Odyssey Therapeutics IPO raises $315m as OD-001 hits UC proof-of-concept
Odyssey Therapeutics debuted on the Nasdaq Capital Market in May 2026 under the ticker ODTX, raising gross proceeds of $314.8 million through an initial public offering and a concurrent private placement. Combined with cash already on hand, the company reports a pro-forma cash position of $464.4 million, which it expects to fund operations into the second half of 2028.
The IPO priced at $18.00 per share, with 15.5 million shares sold in the public offering and a further 1.39 million shares placed concurrently. Underwriters partially exercised an overallotment option, adding 600,000 additional shares at the same price. The company recorded a net loss of $38.3 million for the first quarter of 2026, broadly flat versus the $38.4 million loss in the same period a year earlier. Research and development expenditure fell to $32.3 million from $38.8 million, a movement the company attributed primarily to a non-cash lease impairment charge recorded in the prior-year quarter rather than a reduction in underlying spend.
OD-001 Phase 2a results
The headline clinical news accompanying the financial report is proof-of-concept data for OD-001, Odyssey's oral small-molecule RIPK2 scaffolding inhibitor in moderate to severe ulcerative colitis. Forty-nine patients completed 12 weeks of treatment in the Phase 2a monotherapy signal-seeking trial. The company reported that 27% of patients achieved clinical remission and 61% achieved clinical response, with the drug showing tolerability at both doses tested. Odyssey says the candidate performed across both therapy-naive patients and those previously exposed to advanced therapies, a patient segment typically considered harder to treat.

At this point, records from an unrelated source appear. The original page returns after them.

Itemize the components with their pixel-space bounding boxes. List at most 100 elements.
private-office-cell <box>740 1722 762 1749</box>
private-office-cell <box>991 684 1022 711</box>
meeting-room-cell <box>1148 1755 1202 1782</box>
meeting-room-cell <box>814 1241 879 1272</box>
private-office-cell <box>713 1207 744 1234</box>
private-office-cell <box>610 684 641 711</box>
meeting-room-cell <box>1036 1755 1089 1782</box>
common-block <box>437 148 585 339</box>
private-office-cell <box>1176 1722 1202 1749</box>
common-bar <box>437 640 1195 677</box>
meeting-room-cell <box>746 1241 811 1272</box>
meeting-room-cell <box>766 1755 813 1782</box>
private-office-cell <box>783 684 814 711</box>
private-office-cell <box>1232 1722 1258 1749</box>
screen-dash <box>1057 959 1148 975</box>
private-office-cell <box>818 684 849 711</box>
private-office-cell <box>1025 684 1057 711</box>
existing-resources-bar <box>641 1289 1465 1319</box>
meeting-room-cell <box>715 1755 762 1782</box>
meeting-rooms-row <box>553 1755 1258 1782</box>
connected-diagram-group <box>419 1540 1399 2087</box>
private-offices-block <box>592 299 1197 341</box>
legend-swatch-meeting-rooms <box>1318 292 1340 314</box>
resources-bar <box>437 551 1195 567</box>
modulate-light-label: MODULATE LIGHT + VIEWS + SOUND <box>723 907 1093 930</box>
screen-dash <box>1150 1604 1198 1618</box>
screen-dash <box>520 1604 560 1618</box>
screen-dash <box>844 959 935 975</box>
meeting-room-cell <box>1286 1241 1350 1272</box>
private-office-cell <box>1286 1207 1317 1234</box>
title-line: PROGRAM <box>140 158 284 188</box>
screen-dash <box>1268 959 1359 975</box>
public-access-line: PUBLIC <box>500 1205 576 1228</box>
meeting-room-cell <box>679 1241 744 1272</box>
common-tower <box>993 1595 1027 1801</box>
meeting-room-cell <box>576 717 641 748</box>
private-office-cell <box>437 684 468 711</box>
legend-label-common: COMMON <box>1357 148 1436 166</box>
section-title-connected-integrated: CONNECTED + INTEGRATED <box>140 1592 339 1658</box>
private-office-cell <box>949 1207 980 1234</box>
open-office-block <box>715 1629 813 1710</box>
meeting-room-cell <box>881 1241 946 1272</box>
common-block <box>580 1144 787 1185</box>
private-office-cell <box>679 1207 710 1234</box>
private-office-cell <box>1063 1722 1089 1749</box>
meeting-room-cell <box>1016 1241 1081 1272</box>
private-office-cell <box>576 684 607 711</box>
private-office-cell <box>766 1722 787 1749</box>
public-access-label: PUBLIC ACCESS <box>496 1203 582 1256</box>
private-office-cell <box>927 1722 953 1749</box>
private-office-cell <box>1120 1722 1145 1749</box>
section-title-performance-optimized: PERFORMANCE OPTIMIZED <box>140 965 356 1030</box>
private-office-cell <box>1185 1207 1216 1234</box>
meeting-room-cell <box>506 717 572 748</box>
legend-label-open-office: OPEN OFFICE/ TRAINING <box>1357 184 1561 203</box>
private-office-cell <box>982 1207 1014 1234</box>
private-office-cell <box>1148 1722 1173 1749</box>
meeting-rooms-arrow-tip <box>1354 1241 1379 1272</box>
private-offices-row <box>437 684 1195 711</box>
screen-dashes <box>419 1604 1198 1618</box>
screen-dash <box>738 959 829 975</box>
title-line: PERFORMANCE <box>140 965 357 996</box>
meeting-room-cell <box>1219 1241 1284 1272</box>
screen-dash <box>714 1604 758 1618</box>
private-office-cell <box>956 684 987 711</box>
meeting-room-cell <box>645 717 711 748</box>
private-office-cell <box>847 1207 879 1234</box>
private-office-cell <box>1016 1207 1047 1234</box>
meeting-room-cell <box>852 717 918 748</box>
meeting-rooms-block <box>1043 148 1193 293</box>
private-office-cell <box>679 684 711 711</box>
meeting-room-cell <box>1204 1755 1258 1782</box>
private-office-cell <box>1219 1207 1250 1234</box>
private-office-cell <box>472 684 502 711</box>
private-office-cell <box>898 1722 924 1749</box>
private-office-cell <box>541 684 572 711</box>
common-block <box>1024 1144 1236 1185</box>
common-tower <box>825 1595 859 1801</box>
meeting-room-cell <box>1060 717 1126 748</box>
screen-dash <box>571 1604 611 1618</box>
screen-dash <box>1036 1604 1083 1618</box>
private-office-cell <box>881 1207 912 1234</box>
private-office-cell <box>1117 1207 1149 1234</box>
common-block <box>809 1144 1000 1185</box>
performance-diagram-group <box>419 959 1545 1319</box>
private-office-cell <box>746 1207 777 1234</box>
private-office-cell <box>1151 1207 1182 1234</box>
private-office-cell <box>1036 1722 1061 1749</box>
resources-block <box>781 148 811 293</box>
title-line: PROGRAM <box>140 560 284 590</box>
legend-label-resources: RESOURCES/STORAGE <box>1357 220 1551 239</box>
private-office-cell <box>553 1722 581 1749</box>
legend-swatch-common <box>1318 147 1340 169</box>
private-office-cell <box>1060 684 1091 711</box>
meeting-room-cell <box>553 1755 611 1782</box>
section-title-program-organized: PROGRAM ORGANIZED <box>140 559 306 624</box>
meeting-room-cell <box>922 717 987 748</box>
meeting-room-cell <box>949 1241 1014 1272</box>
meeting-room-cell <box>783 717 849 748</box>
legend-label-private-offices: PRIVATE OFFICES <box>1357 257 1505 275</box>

Gary D. Glick, President and Chief Executive Officer, said the results demonstrate the company's aim of "breaking the therapeutic ceiling in inflammatory bowel disease and providing a safe, oral medicine for long-term disease management." Odyssey plans to initiate both a Phase 2b monotherapy trial and a Phase 2a combination trial pairing OD-001 with the gut-selective integrin inhibitor vedolizumab in the second half of 2026, with topline induction data from both studies targeted for the second half of 2027.
The company's second clinical programme, OD-002, targets SLC15A4, a lysosomal transporter with a proposed role in innate immune signalling. Odyssey aims to file a clinical trial application in the second half of 2026, which would permit a Phase 1/2a study in healthy participants and patients to begin in the first half of 2027.
Market context
The inflammatory bowel disease therapeutics market is one of the most competitive in immunology, with established biologics including anti-TNF agents, anti-integrin therapies and IL-12/23 inhibitors already on-market, and a growing cluster of oral small-molecule candidates, notably JAK inhibitors such as tofacitinib and upadacitinib, occupying an increasingly prominent position. The RIPK2 pathway is a less-trafficked mechanism, and if Odyssey can replicate Phase 2a signals in larger trials, the oral and potentially combination-friendly profile of OD-001 could differentiate it from the current JAK-inhibitor class, which carries a black-box warning for serious cardiovascular and thrombotic events in some populations.
Remission rates of 27% at 12 weeks in a signal-seeking monotherapy study are of interest, though cross-trial comparisons are fraught given differing patient selection criteria, baseline disease severity, and endpoint definitions. Full results from the Phase 2a study are expected to be presented at a scientific conference in the second half of 2026, which will give clinicians and investors their first opportunity to interrogate the underlying dataset, including safety, endoscopic findings and subgroup breakdowns. The two upcoming trials, if initiated on schedule, will determine whether the early signal survives in a more rigorous efficacy design.